Aulonocara korneliae MEYER, RIEHL & ZETZSCHE, 1987

Tekst: Johan Verheesen  - foto: Menno van den Brink
Etymologie: 

Aulonocara; uit het Grieks : aulos = fluit, caras = gezicht. naar de zijlijnkanalen die op gaten van een fluit lijken; korneliae:  naar mevr. Kornelia Meyer.

Referentie: 

Maréchal, C., 1991. Aulonocara. p. 11-17. In J. Daget, J.-P. Gosse, G.G. Teugels and D.F.E. Thys van den AudenaerMaréchal, C., 1991. Aulonocara. p. 11-17. In J. Daget, J.-P. Gosse, G.G. Teugels and D.F.E. Thys van den Audenaerde (eds.) Check-list of the freshwater fishes of Africa (CLOFFA). ISNB, Brussels; MRAC, Tervuren; and ORSTOM, Paris. Vol. 4.

Literatuur: 

Malawicichliden in hun natuurlijke omgeving, 4e oplage 2007, Ad Konings ISDN978-90-806000-4-1; Back to nature Gids voor Malawicichliden, 2e oplage 2003, ISBN 90-806000-9-8; Andreas Spreinat, Kaiserbuntbarsche des Malawisees, 1989, ISBN 3-8001-7939-3

Beschrijving: 

Een schitterend gekleurde keizerbaars van het Stuartgranti-type. Kenmerkend voor Aulonocara korneliae is het grote aantal van 9 of 10  dwarsstrepen over het lichaam. Het mannetje bereikt een lengte van 14 cm. Het vrouwtje heeft een lengte van 10 cm.

Herkomst: 
Malawimeer
Verspreiding: 

Aulonocara korneliae is endemisch voor het Noord-oostelijk gelegen eiland Chizumulu, waar deze zich het liefst ophoudt op een diepte van 10 meter in de nabijheid van rotsen in een overgangsbiotoop.Rustige vis die beter niet tesamen met drukke vissen zoals Mbuna gehouden worden.

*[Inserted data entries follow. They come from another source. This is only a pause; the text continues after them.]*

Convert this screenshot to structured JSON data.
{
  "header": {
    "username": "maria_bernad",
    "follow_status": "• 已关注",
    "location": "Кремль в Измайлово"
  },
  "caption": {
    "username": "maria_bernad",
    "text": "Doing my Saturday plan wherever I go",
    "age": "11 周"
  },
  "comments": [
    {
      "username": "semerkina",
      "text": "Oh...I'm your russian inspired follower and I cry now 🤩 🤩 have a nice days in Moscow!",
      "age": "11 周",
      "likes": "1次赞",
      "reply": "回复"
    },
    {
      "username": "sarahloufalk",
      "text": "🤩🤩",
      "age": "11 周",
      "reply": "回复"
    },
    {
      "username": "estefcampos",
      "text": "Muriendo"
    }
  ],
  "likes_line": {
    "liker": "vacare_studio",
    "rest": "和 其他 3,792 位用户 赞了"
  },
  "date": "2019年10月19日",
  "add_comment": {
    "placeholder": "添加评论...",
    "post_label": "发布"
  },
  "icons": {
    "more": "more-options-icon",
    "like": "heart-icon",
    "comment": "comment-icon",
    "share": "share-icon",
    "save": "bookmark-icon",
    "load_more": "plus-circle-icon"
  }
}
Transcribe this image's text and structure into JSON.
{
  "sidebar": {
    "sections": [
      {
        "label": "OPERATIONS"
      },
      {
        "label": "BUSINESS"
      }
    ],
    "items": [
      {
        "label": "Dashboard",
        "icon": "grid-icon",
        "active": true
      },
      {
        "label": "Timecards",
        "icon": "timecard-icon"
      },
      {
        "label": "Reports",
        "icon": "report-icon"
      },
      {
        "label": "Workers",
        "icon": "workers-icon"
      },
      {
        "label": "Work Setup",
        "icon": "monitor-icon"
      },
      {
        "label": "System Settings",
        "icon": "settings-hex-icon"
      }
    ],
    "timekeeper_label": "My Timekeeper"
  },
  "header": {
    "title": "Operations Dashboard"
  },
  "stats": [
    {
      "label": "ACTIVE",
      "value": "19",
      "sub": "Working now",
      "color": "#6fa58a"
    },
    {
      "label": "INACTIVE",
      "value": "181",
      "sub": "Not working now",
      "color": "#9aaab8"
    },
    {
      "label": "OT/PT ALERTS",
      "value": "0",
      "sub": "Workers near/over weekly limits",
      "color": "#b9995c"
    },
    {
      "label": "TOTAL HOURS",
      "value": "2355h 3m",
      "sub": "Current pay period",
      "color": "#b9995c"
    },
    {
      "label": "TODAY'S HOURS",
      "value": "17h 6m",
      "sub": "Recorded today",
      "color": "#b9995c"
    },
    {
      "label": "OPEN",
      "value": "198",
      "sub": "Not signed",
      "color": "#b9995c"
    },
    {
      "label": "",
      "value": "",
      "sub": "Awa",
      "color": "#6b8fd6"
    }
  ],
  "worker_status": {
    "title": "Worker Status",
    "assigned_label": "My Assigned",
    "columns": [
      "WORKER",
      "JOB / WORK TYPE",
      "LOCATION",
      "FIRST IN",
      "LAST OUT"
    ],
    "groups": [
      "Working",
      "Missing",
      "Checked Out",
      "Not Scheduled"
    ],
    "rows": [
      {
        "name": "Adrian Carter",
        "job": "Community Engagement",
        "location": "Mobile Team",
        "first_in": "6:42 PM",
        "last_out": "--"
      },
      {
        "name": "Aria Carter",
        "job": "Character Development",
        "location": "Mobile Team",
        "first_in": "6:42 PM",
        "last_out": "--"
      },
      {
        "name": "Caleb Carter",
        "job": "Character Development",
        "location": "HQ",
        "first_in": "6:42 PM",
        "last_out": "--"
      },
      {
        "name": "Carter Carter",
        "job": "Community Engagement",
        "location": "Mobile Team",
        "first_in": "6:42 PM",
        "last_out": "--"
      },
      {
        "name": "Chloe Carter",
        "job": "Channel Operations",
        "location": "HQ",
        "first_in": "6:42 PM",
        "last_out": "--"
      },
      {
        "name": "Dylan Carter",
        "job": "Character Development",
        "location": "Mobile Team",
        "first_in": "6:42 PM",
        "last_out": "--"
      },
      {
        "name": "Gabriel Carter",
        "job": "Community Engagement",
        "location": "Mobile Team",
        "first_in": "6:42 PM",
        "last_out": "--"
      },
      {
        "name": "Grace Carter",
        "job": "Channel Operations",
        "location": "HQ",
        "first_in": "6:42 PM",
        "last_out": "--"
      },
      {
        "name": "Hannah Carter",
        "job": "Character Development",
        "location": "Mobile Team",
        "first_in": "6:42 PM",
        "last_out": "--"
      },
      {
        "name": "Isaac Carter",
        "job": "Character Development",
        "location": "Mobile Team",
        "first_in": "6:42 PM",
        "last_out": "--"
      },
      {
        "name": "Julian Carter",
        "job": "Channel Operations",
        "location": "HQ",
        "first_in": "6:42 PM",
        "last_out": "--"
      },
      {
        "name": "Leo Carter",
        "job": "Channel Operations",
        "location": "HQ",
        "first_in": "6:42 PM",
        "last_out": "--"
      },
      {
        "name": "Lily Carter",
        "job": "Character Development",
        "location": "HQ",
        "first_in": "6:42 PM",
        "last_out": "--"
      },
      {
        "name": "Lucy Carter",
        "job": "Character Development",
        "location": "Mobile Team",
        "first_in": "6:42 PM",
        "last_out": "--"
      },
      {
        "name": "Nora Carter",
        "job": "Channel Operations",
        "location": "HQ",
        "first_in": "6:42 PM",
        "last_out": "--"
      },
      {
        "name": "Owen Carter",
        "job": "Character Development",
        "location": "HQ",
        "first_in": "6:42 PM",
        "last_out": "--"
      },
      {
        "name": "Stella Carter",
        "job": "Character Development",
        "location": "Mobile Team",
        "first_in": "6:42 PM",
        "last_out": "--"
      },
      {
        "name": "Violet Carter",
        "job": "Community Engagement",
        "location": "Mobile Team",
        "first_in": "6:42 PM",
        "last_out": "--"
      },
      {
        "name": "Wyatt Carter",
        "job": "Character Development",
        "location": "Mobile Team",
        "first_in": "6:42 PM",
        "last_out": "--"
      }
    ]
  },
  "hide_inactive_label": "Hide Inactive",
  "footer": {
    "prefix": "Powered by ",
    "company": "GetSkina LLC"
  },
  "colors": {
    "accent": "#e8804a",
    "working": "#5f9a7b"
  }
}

Op 1 man neemt men beter meerdere vrouwtjes.

Gedrag: 

Rustige vis die beter niet tesamen met drukke vissen zoals Mbuna gehouden worden. Op 1 man neemt men beter meerdere vrouwtjes.

Voedsel: 

Deze vis leeft voornamelijk van de evertebraten die zij vinden in de zandbodem. In het aquarium zijn het makkelijke eters en geef je ze mysis, garnalenmix, krill, witte muggelarven, granulaat en vlokvoer.

Kweek: 

Aulonocara korneliae verdedigt een territorium dat ligt in een overgangszone, waar deze overgaat van een rotsachtige-, naar een zanderige bodem. Hierbij wordt gebruik gemaakt van een hol tussen de rotsen of een overhangend rotsblok.
Een legsel bevat gemiddeld 35 eieren.

Aquarium: 

Een kantlengte  minimaal 150 cm, voorzien van enkele schuilplaatsen voor de vrouwtjes en veel open zwemruimte.